The Jan. 9 article, “UK man found dead after posting heart-breaking final message on Facebook,” reported on the death of a 20-year-old man a month earlier in the U.K.

A man named Philip Roberts complained over the article, alleging it was “extremely inappropriate and dangerous,” as well as suggesting a cause for the death. He argued the article sensationalized and simplified the matter, and suggested the article could have provided “counterbalance” to the claims in the man’s note. In addition, Roberts pointed to the Mental Health Foundation of New Zealand’s media guidelines.

The Herald defended the reporting, saying it was in the international news, and that the deceased’s family didn’t want the viral social media post to be removed. The Herald pointed to its warnings on the article, information on how to get help and decision to not report how the man died. Further, the Herald told the council that Roberts is the only person who complained over the article.

Along with its ruling, the New Zealand Media Council pointed out that the Herald warned readers about the content of the article, didn’t say how the man died, and included information for getting help. The council did however criticize the newspaper for not engaging with the complainant (Roberts).

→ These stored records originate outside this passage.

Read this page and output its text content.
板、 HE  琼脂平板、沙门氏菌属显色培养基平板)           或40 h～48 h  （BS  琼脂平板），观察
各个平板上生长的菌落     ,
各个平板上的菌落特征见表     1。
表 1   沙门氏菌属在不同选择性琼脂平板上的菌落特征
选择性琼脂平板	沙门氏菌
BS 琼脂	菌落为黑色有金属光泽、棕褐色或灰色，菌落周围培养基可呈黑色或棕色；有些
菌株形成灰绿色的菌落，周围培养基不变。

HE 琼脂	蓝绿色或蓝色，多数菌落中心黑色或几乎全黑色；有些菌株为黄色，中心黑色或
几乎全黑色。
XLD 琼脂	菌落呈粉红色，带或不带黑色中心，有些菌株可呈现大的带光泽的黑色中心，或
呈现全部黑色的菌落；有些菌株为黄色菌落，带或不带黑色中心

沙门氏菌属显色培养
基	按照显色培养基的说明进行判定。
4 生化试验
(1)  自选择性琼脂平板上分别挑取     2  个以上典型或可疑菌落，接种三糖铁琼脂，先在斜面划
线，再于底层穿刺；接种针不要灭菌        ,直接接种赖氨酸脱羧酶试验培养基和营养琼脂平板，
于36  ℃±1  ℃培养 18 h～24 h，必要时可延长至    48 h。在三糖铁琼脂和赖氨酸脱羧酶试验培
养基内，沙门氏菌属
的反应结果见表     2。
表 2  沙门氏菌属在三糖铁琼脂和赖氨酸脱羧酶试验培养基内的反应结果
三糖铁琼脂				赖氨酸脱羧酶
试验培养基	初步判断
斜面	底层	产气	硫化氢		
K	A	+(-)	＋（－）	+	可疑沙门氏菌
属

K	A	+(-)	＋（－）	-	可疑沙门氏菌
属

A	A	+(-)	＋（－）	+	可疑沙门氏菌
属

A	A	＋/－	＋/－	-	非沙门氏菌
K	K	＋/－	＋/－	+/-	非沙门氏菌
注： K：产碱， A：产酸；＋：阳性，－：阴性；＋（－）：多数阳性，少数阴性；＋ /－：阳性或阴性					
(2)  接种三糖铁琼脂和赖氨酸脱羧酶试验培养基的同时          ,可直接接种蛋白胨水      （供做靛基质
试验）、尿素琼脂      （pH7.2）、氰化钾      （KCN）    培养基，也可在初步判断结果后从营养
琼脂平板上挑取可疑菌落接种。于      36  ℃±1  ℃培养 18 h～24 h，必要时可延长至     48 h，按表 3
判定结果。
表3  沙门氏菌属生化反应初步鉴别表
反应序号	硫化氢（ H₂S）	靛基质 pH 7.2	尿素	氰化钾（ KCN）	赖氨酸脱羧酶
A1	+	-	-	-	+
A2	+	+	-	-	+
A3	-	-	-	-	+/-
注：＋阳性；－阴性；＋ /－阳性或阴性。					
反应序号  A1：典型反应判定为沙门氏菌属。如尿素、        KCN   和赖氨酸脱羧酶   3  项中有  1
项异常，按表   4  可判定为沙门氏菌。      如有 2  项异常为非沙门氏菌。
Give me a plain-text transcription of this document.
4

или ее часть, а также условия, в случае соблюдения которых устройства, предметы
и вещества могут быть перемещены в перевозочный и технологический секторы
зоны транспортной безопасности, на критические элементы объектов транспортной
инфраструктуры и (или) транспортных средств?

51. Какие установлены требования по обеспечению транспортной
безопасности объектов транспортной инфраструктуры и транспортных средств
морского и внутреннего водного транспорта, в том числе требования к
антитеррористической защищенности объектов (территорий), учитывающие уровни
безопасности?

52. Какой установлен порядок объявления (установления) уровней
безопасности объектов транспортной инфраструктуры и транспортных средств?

The council ruled the story was in the public interest “albeit harrowing,” and found that since the death was abroad, it wasn’t held to New Zealand’s mental health guidelines. The council said it thinks the complainant “interprets the [mental health foundation] guidelines much too rigidly,” and noted the MHF didn’t complain about the article. However, the foundation told iMediaEthics that wasn’t because it thought the article was OK.

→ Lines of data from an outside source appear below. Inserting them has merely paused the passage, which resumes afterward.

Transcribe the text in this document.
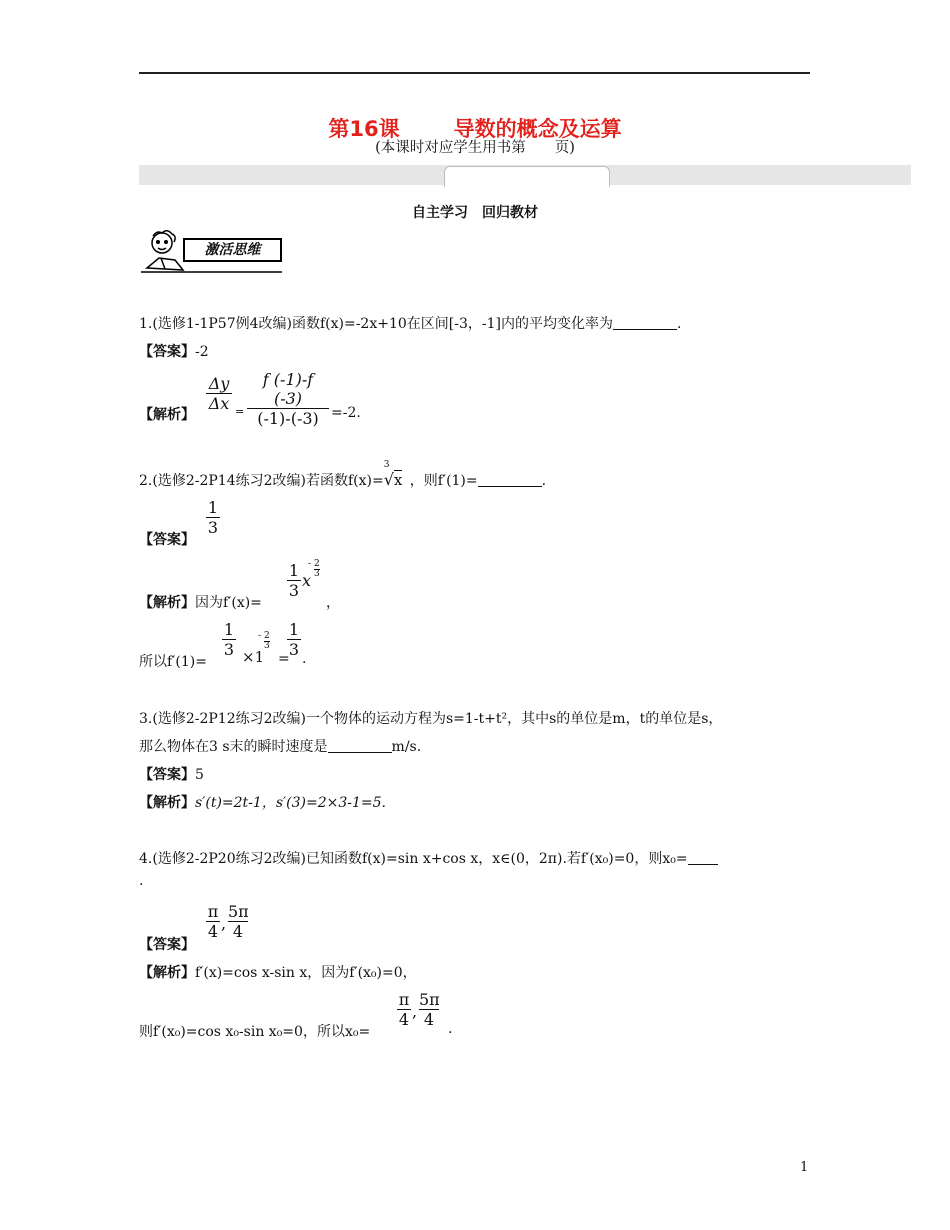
第16课	导数的概念及运算
(本课时对应学生用书第　　页)
自主学习　回归教材
激活思维
1.(选修1-1P57例4改编)函数f(x)=-2x+10在区间[-3，-1]内的平均变化率为	.
【答案】-2
【解析】
$\frac{\Delta y}{\Delta x} = \frac{f (-1)-f (-3)}{(-1)-(-3)} =-2$.
2.(选修2-2P14练习2改编)若函数f(x)=
3
√x ，则f′(1)=	.
$\frac{1}{3}$
【答案】
【解析】因为f′(x)=
$\frac{1}{3}$ x
- 2
3
，
所以f′(1)=
$\frac{1}{3} \times 1$
- 2
3
=
$\frac{1}{3}$ .
3.(选修2-2P12练习2改编)一个物体的运动方程为s=1-t+t²，其中s的单位是m，t的单位是s，
那么物体在3 s末的瞬时速度是	m/s.
【答案】5
【解析】s′(t)=2t-1，s′(3)=2×3-1=5.
4.(选修2-2P20练习2改编)已知函数f(x)=sin x+cos x，x∈(0，2π).若f′(x₀)=0，则x₀=
.
$\frac{\pi}{4}$ , $\frac{5\pi}{4}$
【答案】
【解析】f′(x)=cos x-sin x，因为f′(x₀)=0，
则f′(x₀)=cos x₀-sin x₀=0，所以x₀=
$\frac{\pi}{4}$ , $\frac{5\pi}{4}$ .
1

The Mental Health Foundation’s CEO Shaun Robinson said in a statement to iMediaEthics that it didn’t complain because of the Christmas holidays. “This was due to an oversight rather than a tacit endorsement of the safety or usefulness of the article,” he said.

“The Foundation considers its guidelines appropriate for reporting of all suicides, even where deaths occur overseas,” Robinson said, adding that the foundation was “disappointed to find its position misrepresented in the Media Council’s proceedings.”

“The Media Council at no point reached out to the Mental Health Foundation to clarify the Foundation’s position,” Robinson said. “The Council’s ruling showed a fundamental lack of understanding of the research regarding suicide reporting and the risks unsafe reporting can create for vulnerable readers. There is clear evidence that reporting of suicide creates risk for people already vulnerable to suicide. This risk increases where reporting is prominent (as in this case), widely shared (as in this case), contains details about the person who died in a way that might cause someone to feel their situation was similar (as in this case) and suggests or references method (there is no mention of method in this article).”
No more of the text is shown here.